6. Il résulte de ces dispositions que le demandeur d'asile auquel l'administration entend faire application du règlement du 26 juin 2013 précité doit se voir remettre, dès le moment où le préfet est informé de ce qu'il est susceptible d'entrer dans le champ d'application de ce règlement, et, en tous cas, avant la décision par laquelle l'autorité administrative décide de refuser l'admission provisoire au séjour de l'intéressé au motif que la France n'est pas responsable de sa demande d'asile, une information complète sur ses droits, par écrit et dans une langue qu'il comprend. Cette information doit comprendre l'ensemble des éléments prévus au paragraphe 1 de l'article 4 du règlement précité. Eu égard à la nature desdites informations, la remise par l'autorité administrative de la brochure prévue par les dispositions précitées constitue pour le demandeur d'asile une garantie.

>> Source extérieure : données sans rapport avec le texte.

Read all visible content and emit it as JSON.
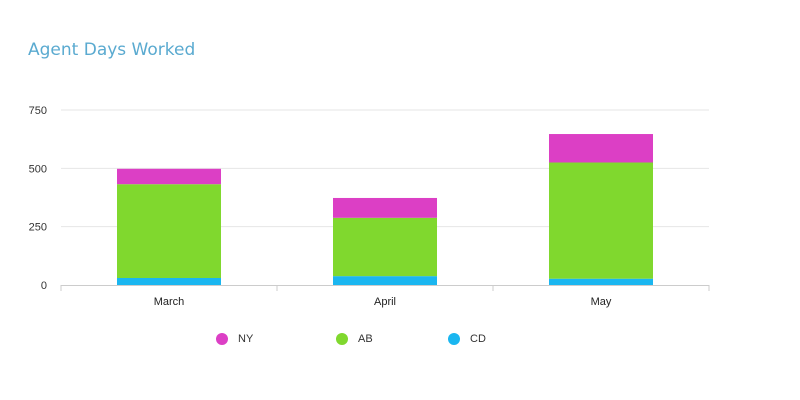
{
  "chart_data": {
    "type": "bar",
    "stacked": true,
    "title": "Agent Days Worked",
    "categories": [
      "March",
      "April",
      "May"
    ],
    "series": [
      {
        "name": "CD",
        "color": "#1ab6f0",
        "values": [
          30,
          38,
          27
        ]
      },
      {
        "name": "AB",
        "color": "#80d82e",
        "values": [
          402,
          250,
          498
        ]
      },
      {
        "name": "NY",
        "color": "#dc3fc5",
        "values": [
          66,
          85,
          122
        ]
      }
    ],
    "yticks": [
      0,
      250,
      500,
      750
    ],
    "ylim": [
      0,
      750
    ],
    "grid": true,
    "legend_position": "bottom",
    "legend_order": [
      "NY",
      "AB",
      "CD"
    ]
  }
}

7. D'une part, il ressort des pièces du dossier que M. et Mme E se sont vu remettre contre signature, le 27 août 2024, la brochure intitulée " J'ai demandé l'asile dans l'Union européenne - quel pays sera responsable de l'analyse de ma demande ' " (brochure A) et la brochure intitulée " Je suis sous procédure Dublin - qu'est-ce que cela signifie ' " (brochure B). Les intéressés ont accusé réception de la remise ces documents, lesquels sont rédigés en langue serbo-croate qu'ils ont déclaré comprendre. Il ne ressort par ailleurs pas des pièces du dossier ni n'est allégué que les requérants auraient fait état, au cours de la procédure de détermination de l'Etat responsable de leur demande d'asile, de carences dans l'information reçue ou de difficultés de compréhension quant à la procédure mise en œuvre à leur égard ni qu'ils auraient été privés, du fait d'une telle carence, de la faculté de fournir à l'administration des informations supplémentaires qui auraient été de nature à faire obstacle à la mesure en litige. Dans ces conditions, le moyen tiré du défaut d'information doit être écarté.
8. D'autre part, la conduite de l'entretien individuel prévu aux termes des dispositions citées au point 4 de l'article 5 du règlement du 26 juin 2013 par une personne qualifiée en vertu du droit national constitue, pour le demandeur d'asile, une garantie. En l'espèce, il ressort des pièces du dossier que M. et Mme E ont bénéficié, le 27 août 2024, dans les locaux de la préfecture des Alpes-Maritimes, d'un entretien individuel assuré par un agent de la préfecture, assisté d'un interprète en langue serbe de l'agence ISM interprétariat, qu'ils ne contestent pas comprendre, au cours duquel ils ont eu la possibilité de faire valoir toute observation utile. Par suite, le moyen tiré de ce que le préfet des Bouches-du-Rhône aurait méconnu les dispositions de l'article 5 du règlement (UE) n° 604/2013 du 26 juin 2013 doit être écarté.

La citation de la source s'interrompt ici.